Impactos Práticos na Gestão de Pessoal e no Orçamento
A correta administração desse direito tem consequências diretas para a máquina pública, exigindo uma postura proativa dos gestores.
Planejamento Orçamentário e Financeiro
Os valores devidos a título de licença-prêmio podem representar um passivo significativo para os municípios. Ignorar essa realidade pode levar a um desequilíbrio nas contas públicas, especialmente quando há um grande número de servidores se aposentando. É fundamental que a gestão realize estimativas e, se possível, provisões orçamentárias para cobrir essas despesas indenizatórias.
Cultura Organizacional e Gestão de Pessoal
A melhor forma de mitigar o impacto financeiro da conversão em pecúnia é incentivar e planejar o gozo das licenças ao longo da carreira do servidor. Isso requer a criação de políticas claras, cronogramas anuais e uma cultura que valorize o descanso como ferramenta de bem-estar e produtividade, em vez de acumular passivos para o futuro.
Erros Comuns e Cuidados Essenciais na Condução dos Processos
Na prática, alguns equívocos podem gerar insegurança jurídica e prejuízos tanto para o servidor quanto para o erário. É crucial estar atento.
- Exigir Prova de Indeferimento: Como vimos, condicionar o pagamento à comprovação de que o servidor tentou e não conseguiu tirar a licença é um formalismo excessivo e contrário à jurisprudência majoritária. O foco deve ser no direito adquirido e não gozado.
- Cálculo Incorreto da Indenização: A base de cálculo para a indenização deve ser a última remuneração do servidor na ativa, incluindo todas as verbas de caráter permanente. Utilizar uma base defasada ou incompleta é ilegal e lesa o direito do servidor.
- Negligenciar a Prescrição: O servidor tem um prazo para requerer seu direito. Após a aposentadoria, inicia-se a contagem do prazo prescricional (geralmente de cinco anos) para pleitear a indenização. A administração deve orientar os servidores e observar esses prazos nos processos administrativos.

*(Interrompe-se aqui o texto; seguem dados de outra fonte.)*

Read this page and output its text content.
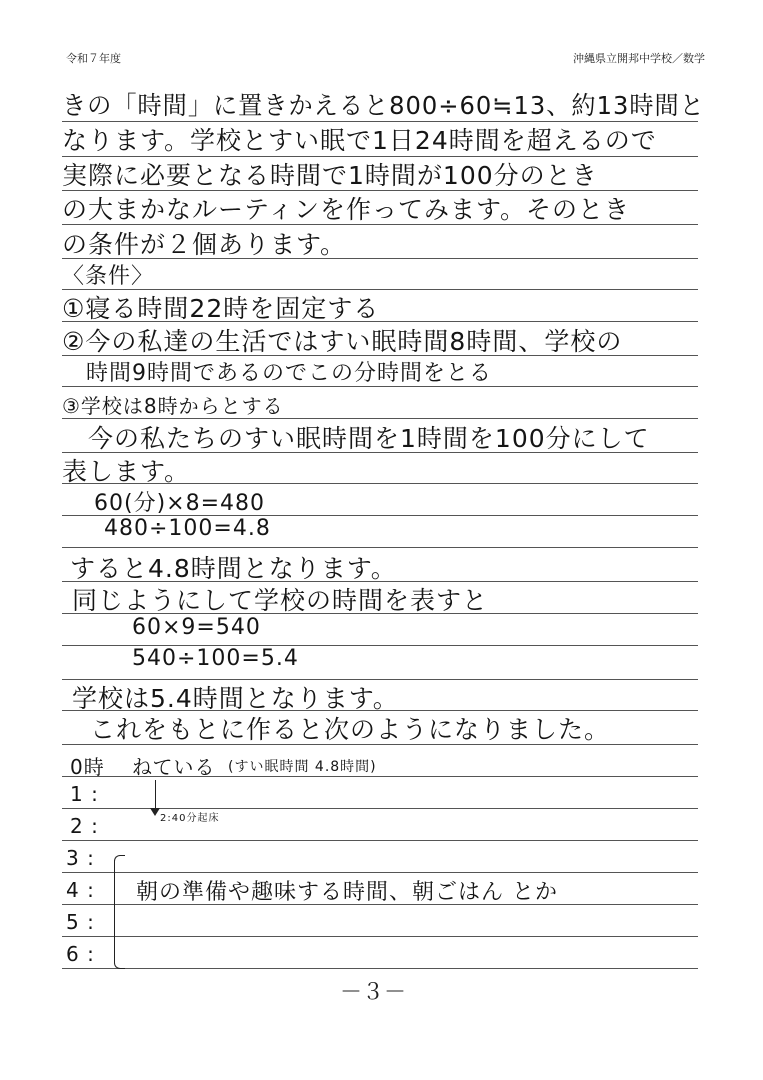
令和７年度	沖縄県立開邦中学校／数学
きの「時間」に置きかえると800÷60≒13、約13時間と
なります。学校とすい眠で1日24時間を超えるので
実際に必要となる時間で1時間が100分のとき
の大まかなルーティンを作ってみます。そのとき
の条件が２個あります。
〈条件〉
①寝る時間22時を固定する
②今の私達の生活ではすい眠時間8時間、学校の
時間9時間であるのでこの分時間をとる
③学校は8時からとする
今の私たちのすい眠時間を1時間を100分にして
表します。
60(分)×8=480
480÷100=4.8
すると4.8時間となります。
同じようにして学校の時間を表すと
60×9=540
540÷100=5.4
学校は5.4時間となります。
これをもとに作ると次のようになりました。
0時 ねている (すい眠時間 4.8時間)
1 :
2:40分起床
2 :
3 :
4 :
5 :
6 :
朝の準備や趣味する時間、朝ごはん とか
－３－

Conclusão: Um Direito Consolidado que Exige Gestão Proativa
A conversão da licença-prêmio em pecúnia não é um favor ou uma concessão, mas um direito consolidado do servidor público, fundamentado na proibição do enriquecimento sem causa da Administração. O entendimento do TCMGO e de outras cortes de contas apenas reforça essa posição, oferecendo ao gestor público a segurança necessária para deferir os pagamentos devidos.
Para a administração, o caminho mais seguro e eficiente não é criar obstáculos ao pagamento, mas sim implementar uma gestão de pessoas que planeje e viabilize o usufruto das licenças ao longo da vida funcional. Onde isso não for possível, o pagamento da indenização no momento da aposentadoria é a medida correta, legal e justa a ser adotada.